Profile: New Shadow Welsh Secretary Christina Rees
Christina Rees has been appointed as the new shadow secretary of state for Wales.
She is the fifth person to hold the position since the general election in 2015, when she was elected to parliament.
Perhaps, unsurprisingly, she is also the least well known.
Ms Rees has served on Labour's front bench team as a shadow justice minister, but this is her first shadow cabinet position.
Her constituents in Neath will be used to having their MP in that role, as her predecessor was the former Secretary of State for Wales, Peter Hain.
Having entered Parliament in 2015, Ms Rees unsuccessfully put forward legislation to allow the name of the mother of each person getting married to be recorded on marriage certificates.
Outlining the reason for proposing the change in law, Ms Rees told MPs: "My father died when I was a young teenager and my mother brought me up.
"The father of my husband-to-be had also died many years before.

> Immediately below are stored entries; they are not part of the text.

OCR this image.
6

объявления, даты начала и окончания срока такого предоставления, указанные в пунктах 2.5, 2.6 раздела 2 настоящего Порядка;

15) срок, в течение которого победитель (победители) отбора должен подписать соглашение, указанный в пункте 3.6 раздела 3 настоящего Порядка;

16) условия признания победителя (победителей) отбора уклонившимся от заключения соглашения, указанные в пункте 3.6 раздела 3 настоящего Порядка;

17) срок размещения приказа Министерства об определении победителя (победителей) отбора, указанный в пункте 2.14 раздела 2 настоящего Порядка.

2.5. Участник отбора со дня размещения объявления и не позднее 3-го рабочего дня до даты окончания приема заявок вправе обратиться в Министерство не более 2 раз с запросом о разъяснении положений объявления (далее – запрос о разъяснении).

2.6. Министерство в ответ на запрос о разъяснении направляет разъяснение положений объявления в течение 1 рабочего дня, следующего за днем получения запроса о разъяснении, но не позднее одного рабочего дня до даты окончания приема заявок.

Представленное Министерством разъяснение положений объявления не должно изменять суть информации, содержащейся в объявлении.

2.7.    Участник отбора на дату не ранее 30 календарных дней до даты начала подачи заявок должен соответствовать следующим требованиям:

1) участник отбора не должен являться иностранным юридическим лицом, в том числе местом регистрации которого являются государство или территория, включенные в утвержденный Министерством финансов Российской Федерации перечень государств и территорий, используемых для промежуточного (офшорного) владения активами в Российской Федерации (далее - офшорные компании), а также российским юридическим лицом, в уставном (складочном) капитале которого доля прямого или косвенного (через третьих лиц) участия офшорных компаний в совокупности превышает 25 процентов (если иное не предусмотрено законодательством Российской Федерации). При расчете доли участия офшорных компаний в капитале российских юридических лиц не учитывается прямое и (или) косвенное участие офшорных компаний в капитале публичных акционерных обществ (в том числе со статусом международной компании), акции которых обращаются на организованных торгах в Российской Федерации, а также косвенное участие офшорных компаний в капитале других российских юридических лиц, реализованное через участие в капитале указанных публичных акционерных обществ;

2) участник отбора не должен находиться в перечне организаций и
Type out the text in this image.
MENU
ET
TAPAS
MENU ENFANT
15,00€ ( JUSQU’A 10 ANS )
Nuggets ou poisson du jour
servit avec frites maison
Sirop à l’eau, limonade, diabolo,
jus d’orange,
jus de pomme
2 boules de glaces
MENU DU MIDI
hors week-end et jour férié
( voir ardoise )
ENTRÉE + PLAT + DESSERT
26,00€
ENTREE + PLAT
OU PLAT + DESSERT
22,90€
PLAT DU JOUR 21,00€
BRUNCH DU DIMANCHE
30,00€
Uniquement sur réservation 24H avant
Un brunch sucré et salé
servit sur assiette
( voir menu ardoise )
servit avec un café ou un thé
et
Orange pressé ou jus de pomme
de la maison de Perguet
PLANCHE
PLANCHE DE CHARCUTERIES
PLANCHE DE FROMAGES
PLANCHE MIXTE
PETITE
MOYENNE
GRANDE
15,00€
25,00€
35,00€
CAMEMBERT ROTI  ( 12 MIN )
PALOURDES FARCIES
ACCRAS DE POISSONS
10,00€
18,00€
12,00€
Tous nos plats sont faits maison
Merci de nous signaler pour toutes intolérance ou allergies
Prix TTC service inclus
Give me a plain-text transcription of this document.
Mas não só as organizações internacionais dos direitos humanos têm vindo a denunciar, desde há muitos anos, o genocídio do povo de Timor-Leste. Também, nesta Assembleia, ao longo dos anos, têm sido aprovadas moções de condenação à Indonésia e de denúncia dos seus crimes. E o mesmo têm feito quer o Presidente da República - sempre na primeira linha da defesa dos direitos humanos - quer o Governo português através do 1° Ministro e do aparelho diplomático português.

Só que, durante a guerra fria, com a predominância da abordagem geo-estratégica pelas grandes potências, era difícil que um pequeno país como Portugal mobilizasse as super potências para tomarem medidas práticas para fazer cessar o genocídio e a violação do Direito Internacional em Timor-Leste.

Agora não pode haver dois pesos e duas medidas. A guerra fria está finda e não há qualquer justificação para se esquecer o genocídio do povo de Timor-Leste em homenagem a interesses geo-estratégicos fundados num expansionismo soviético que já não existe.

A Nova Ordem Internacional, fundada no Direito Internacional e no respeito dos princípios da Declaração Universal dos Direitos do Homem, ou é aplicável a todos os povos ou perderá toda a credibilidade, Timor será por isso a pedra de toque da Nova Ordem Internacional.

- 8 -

"The two mothers came to the ceremony but their names could not be on the certificate. That was when I realised it was a great injustice."
The "husband-to-be" was the former Welsh Secretary Ron Davies to whom she was married during his time in office from 1997-98.
They divorced in 1999 and have a daughter, Angharad who says her mother is a "one-off".
Christina Rees is no stranger to political life. She stood as the Labour candidate for Arfon in the Welsh Assembly elections in May 2011 and came second.
She has also been a member of the Welsh Executive Committee of the Labour Party.
Ms Rees also (almost) succeeded in making the former Labour Leader Ed Miliband blush during a party conference Q&A when, as a newly elected councillor in Bridgend, she complained "you haven't kissed me, Ed, but you kissed Barbara yesterday and I'm extremely jealous".
Ms Rees, who is a qualified barrister, was born in the village of Kenfig Hill in south Wales.
She became head girl of Cynffig Comprehensive School and has a very impressive sporting background.
She represented Wales Schools at tennis, hockey and athletics, and was a member of the Great Britain Youth Team to the Munich Olympics.
But her main sporting achievements came on the squash courts where she represented Wales over 100 times.
However, her love of sport does not extend to golf, which she claims not to understand.
"It involves spending five hours on a golf course," she told a Westminster hall debate last year, "hitting perhaps 100 balls, while on a squash court it is 100 balls in five minutes.
"I am sorry, but I do not get it. That is my personal opinion."
At the same debate she outlined how sport had helped her as a child.
"I was very shy when I was a child and was bullied, so my mother sent me to judo classes to strengthen me up. I got a black belt first dan when I was 13 and a fourth dan in 1974," she said.
She joked: "I may come across as being rather feeble but I do have a dark side, so be very scared."
Political opponents might want to take note.